Writer and playwright Jack Thorne urged the television industry to do more for people with disabilities, saying it had “completely and utterly” failed them.
He also referred to the diagnosis of cholinergic urticaria at the age of 20, which makes people allergic to their own body heat, describing it as “chronic and very painful”.
Thorne, the winner of five Baftas, has written for television series including His Dark Materials, Kiri and The Virtues, and films including Enola Holmes, The Secret Garden and The Aeronauts.
The 42-year-old also wrote the screenplay for Harry Potter and the Cursed Child, Olivier and Tony’s award-winning play based on JK Rowling’s wizarding books.
While delivering the prestigious MacTaggart talk at this year’s Edinburgh TV Festival, which was held largely virtually due to the coronavirus pandemic, he went on to say that due to his own personal circumstances he has ” considered a vital part of my professional life to try and pursue the cause of the disabled ”.

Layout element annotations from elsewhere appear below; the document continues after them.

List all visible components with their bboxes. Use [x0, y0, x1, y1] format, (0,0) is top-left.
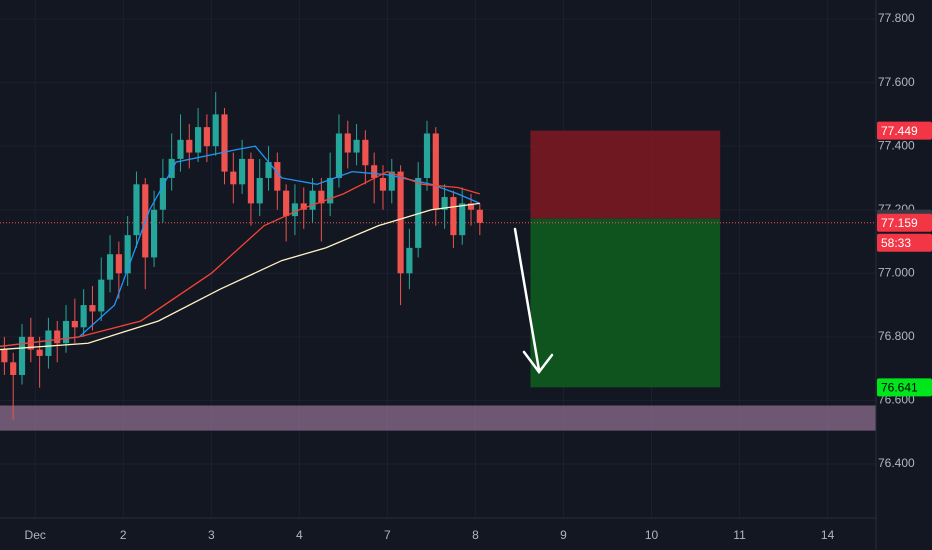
candle-body — [239, 158, 246, 185]
candle-body — [476, 209, 483, 223]
candle-body — [344, 133, 351, 153]
candle-body — [362, 139, 369, 166]
candle-body — [1, 349, 8, 363]
candle-body — [388, 171, 395, 191]
price-tag: 77.449 — [881, 124, 918, 138]
price-tag-bg — [877, 213, 932, 232]
candle-body — [300, 203, 307, 210]
candle-body — [450, 197, 457, 236]
x-tick-label: 3 — [208, 528, 215, 542]
candle-body — [203, 127, 210, 147]
candle-body — [230, 171, 237, 185]
price-tag: 58:33 — [881, 236, 911, 250]
x-tick-label: 8 — [472, 528, 479, 542]
x-tick-label: Dec — [25, 528, 46, 542]
moving-average — [0, 202, 480, 351]
candle-body — [98, 279, 105, 312]
moving-average — [0, 170, 480, 348]
candle-body — [353, 139, 360, 153]
candle-body — [406, 247, 413, 274]
candle-body — [415, 177, 422, 248]
candle-body — [379, 177, 387, 191]
price-tag-bg — [877, 378, 932, 397]
y-tick-label: 76.400 — [878, 456, 915, 470]
candle-body — [274, 162, 281, 191]
candle-body — [45, 330, 52, 356]
candle-body — [54, 330, 61, 344]
candle-body — [467, 203, 475, 210]
candle-body — [177, 139, 184, 159]
x-tick-label: 11 — [733, 528, 746, 542]
candle-body — [133, 184, 140, 236]
candle-body — [62, 320, 70, 344]
y-tick-label: 77.600 — [878, 75, 915, 89]
y-tick-label: 77.000 — [878, 265, 915, 279]
candle-body — [159, 177, 166, 210]
target-zone — [530, 218, 721, 388]
candle-body — [459, 203, 466, 236]
candle-body — [168, 158, 175, 178]
x-tick-label: 10 — [645, 528, 659, 542]
support-zone — [0, 405, 876, 431]
price-tag-bg — [877, 233, 932, 252]
x-tick-label: 7 — [384, 528, 391, 542]
candle-body — [247, 158, 254, 204]
candle-body — [441, 197, 448, 210]
candle-body — [423, 133, 431, 178]
price-tag: 76.641 — [881, 381, 918, 395]
candle-body — [397, 171, 404, 274]
candle-body — [10, 362, 17, 375]
axes: 76.40076.60076.80077.00077.20077.40077.6… — [25, 11, 932, 542]
candle-body — [89, 305, 96, 312]
candle-body — [150, 209, 158, 258]
candle-body — [80, 305, 87, 328]
candle-body — [283, 190, 290, 217]
candle-body — [291, 203, 299, 217]
candle-body — [124, 235, 131, 274]
price-tag-bg — [877, 121, 932, 140]
candle-body — [36, 349, 43, 356]
candle-body — [186, 139, 193, 153]
candle-body — [212, 114, 219, 147]
candle-body — [265, 162, 272, 178]
moving-average — [0, 145, 481, 348]
price-tag: 77.159 — [881, 216, 918, 230]
candle-body — [327, 177, 334, 204]
candle-body — [309, 190, 316, 210]
stop-zone — [530, 130, 721, 219]
y-tick-label: 77.400 — [878, 138, 915, 152]
x-tick-label: 14 — [821, 528, 835, 542]
y-tick-label: 76.800 — [878, 329, 915, 343]
candle-body — [71, 320, 78, 328]
candle-body — [115, 254, 122, 274]
candle-body — [432, 133, 439, 210]
x-tick-label: 4 — [296, 528, 303, 542]
candle-body — [195, 127, 202, 153]
candle-body — [335, 133, 343, 178]
x-tick-label: 9 — [560, 528, 567, 542]
candle-body — [371, 165, 378, 178]
plot — [0, 0, 876, 518]
candle-body — [221, 114, 228, 172]
candle-body — [318, 190, 325, 204]
candle-body — [256, 177, 263, 204]
arrow — [513, 227, 554, 375]
candle-body — [106, 254, 114, 280]
x-tick-label: 2 — [120, 528, 127, 542]
y-tick-label: 77.800 — [878, 11, 915, 25]
candle-body — [18, 336, 26, 375]
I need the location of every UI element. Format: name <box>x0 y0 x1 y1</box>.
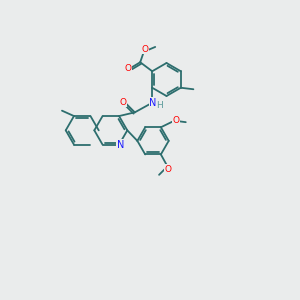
Text: O: O <box>125 64 132 73</box>
Text: N: N <box>149 98 157 108</box>
Text: O: O <box>120 98 127 107</box>
Text: O: O <box>173 116 180 124</box>
Text: O: O <box>142 44 148 53</box>
Text: O: O <box>164 165 171 174</box>
Text: H: H <box>156 101 163 110</box>
Text: N: N <box>117 140 124 150</box>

But he admitted, “And in most cases, I failed. Mainly because of my own shortcomings. But also, because the world of television is against telling stories of disabled people with disabled talents. “
Thorne described disability as “the forgotten diversity, the one that everyone leaves out in speeches”.
He added: “Gender, race, sexuality, all are rightly discussed at length. The handicap is relegated. In conversations about representation, in action plans and planning for the new era, disability is confined to the corner, there remains an afterthought.
“The actors – actors I admire – took on roles they shouldn’t have had; I have been complicit in some of these decisions. The producers ignored the disabled writers.
“The commissioners did not take the opportunity to tell disabled stories. There are very few disabled people in front of the camera, let alone behind.
“Television has let people with disabilities down. Totally and totally.
Addressing ways the industry needs to improve, Thorne urged TV commissioners to hire people with disabilities to tell their own stories.
He also highlighted the impact of the pandemic on people with disabilities, adding: “It has, of course, been a cruel year. Just like last year has been a cruel year. We have all lost so much.
“And, personally, I think the biggest thing we lost was a little bit of humanity. Because this year has been a year of ableism unlike any I have seen before. It was a year when many people with disabilities died.
He said the term underlying health problem, used to describe those most clinically vulnerable to coronavirus, has helped people come to terms with “this unnecessary death” and the “ridiculous idea” that there is. has “two rows of deaths, those that people should be worried about – those who are ‘healthy’ – and those who are not.”
Thorne follows in the footsteps of Rupert Murdoch, Armando Iannucci and Michaela Coel in giving the talk.